Les circonstances du drame
Le jour du drame, Paul Varri circulait à vélo rue de la Roquette lorsque l'automobiliste l'a percuté délibérément après une altercation. Le cycliste est décédé des suites de ses blessures. Les témoins ont rapporté que le conducteur avait proféré des menaces avant de foncer sur la victime. L'autopsie a confirmé que le choc était compatible avec une action volontaire.
Les motivations présumées
L'enquête a révélé que l'automobiliste, âgé de 45 ans, avait un casier judiciaire pour des faits de violence. Il aurait agi par colère après que Paul Varri lui ait fait une remarque sur sa conduite. Le parquet estime que les éléments constituent une intention homicide, justifiant la qualification de meurtre plutôt que d'homicide involontaire.

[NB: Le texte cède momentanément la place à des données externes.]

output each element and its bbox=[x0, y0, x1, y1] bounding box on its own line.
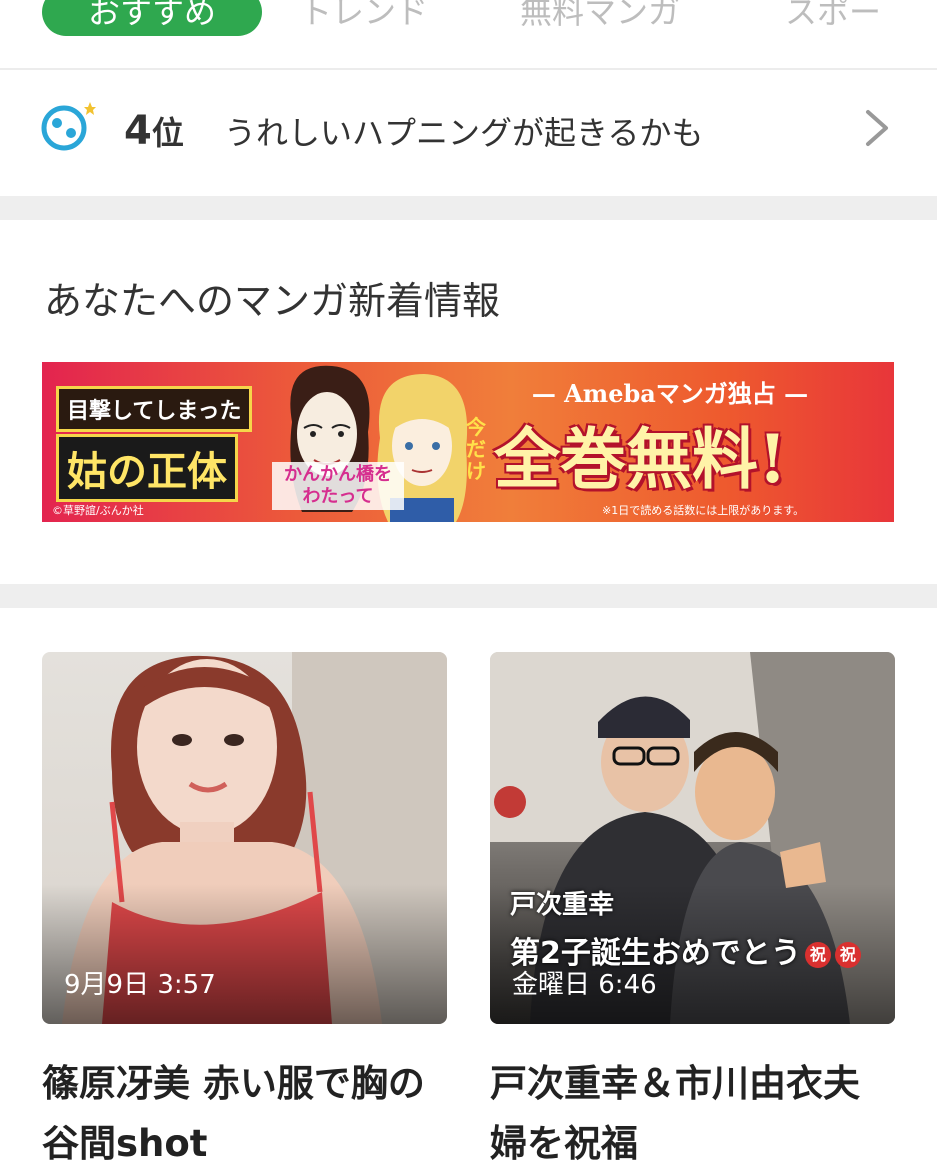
banner-line1: 目撃してしまった bbox=[56, 386, 253, 432]
manga-ad-banner[interactable]: 目撃してしまった 姑の正体 ©草野誼/ぶんか社 かんかん橋をわたって — Ame… bbox=[42, 362, 894, 522]
rank-unit: 位 bbox=[151, 114, 184, 152]
celebration-badge: 祝 bbox=[834, 941, 861, 968]
news-headline[interactable]: 戸次重幸＆市川由衣夫婦を祝福 bbox=[490, 1054, 895, 1174]
news-time: 9月9日 3:57 bbox=[64, 970, 216, 1000]
tab-free-manga[interactable]: 無料マンガ bbox=[520, 0, 680, 36]
banner-copyright: ©草野誼/ぶんか社 bbox=[52, 504, 144, 517]
tab-trend[interactable]: トレンド bbox=[300, 0, 428, 36]
celebration-badge: 祝 bbox=[804, 941, 831, 968]
banner-headline: 全巻無料! bbox=[494, 420, 787, 498]
horoscope-message: うれしいハプニングが起きるかも bbox=[224, 114, 704, 152]
horoscope-rank: 4位 bbox=[124, 108, 184, 154]
banner-note: ※1日で読める話数には上限があります。 bbox=[602, 504, 805, 517]
tab-recommended[interactable]: おすすめ bbox=[42, 0, 262, 36]
news-time: 金曜日 6:46 bbox=[512, 970, 657, 1000]
news-headline[interactable]: 篠原冴美 赤い服で胸の谷間shot bbox=[42, 1054, 447, 1174]
chevron-right-icon bbox=[866, 110, 888, 146]
tab-sports[interactable]: スポー bbox=[785, 0, 881, 36]
banner-limited: 今だけ bbox=[466, 415, 486, 483]
photo-caption-name: 戸次重幸 bbox=[510, 890, 615, 920]
news-card-image[interactable]: 戸次重幸 第2子誕生おめでとう祝祝 金曜日 6:46 bbox=[490, 652, 895, 1024]
card-gradient bbox=[42, 884, 447, 1024]
banner-line2: 姑の正体 bbox=[56, 434, 238, 502]
banner-manga-title: かんかん橋をわたって bbox=[272, 462, 404, 510]
section-title: あなたへのマンガ新着情報 bbox=[44, 279, 501, 323]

La réaction de la famille et des associations
La famille de Paul Varri, soutenue par des associations de cyclistes, a salué la décision du parquet. Elles dénoncent la violence routière et réclament des peines plus sévères pour les agressions contre les cyclistes. Une manifestation en mémoire de Paul Varri est prévue samedi prochain place de la République.
L'automobiliste, placé en détention provisoire, devrait être jugé dans les mois à venir. Si la cour d'assises le reconnaît coupable de meurtre, il encourt la réclusion criminelle à perpétuité. Cette affaire relance le débat sur la sécurité des cyclistes en milieu urbain.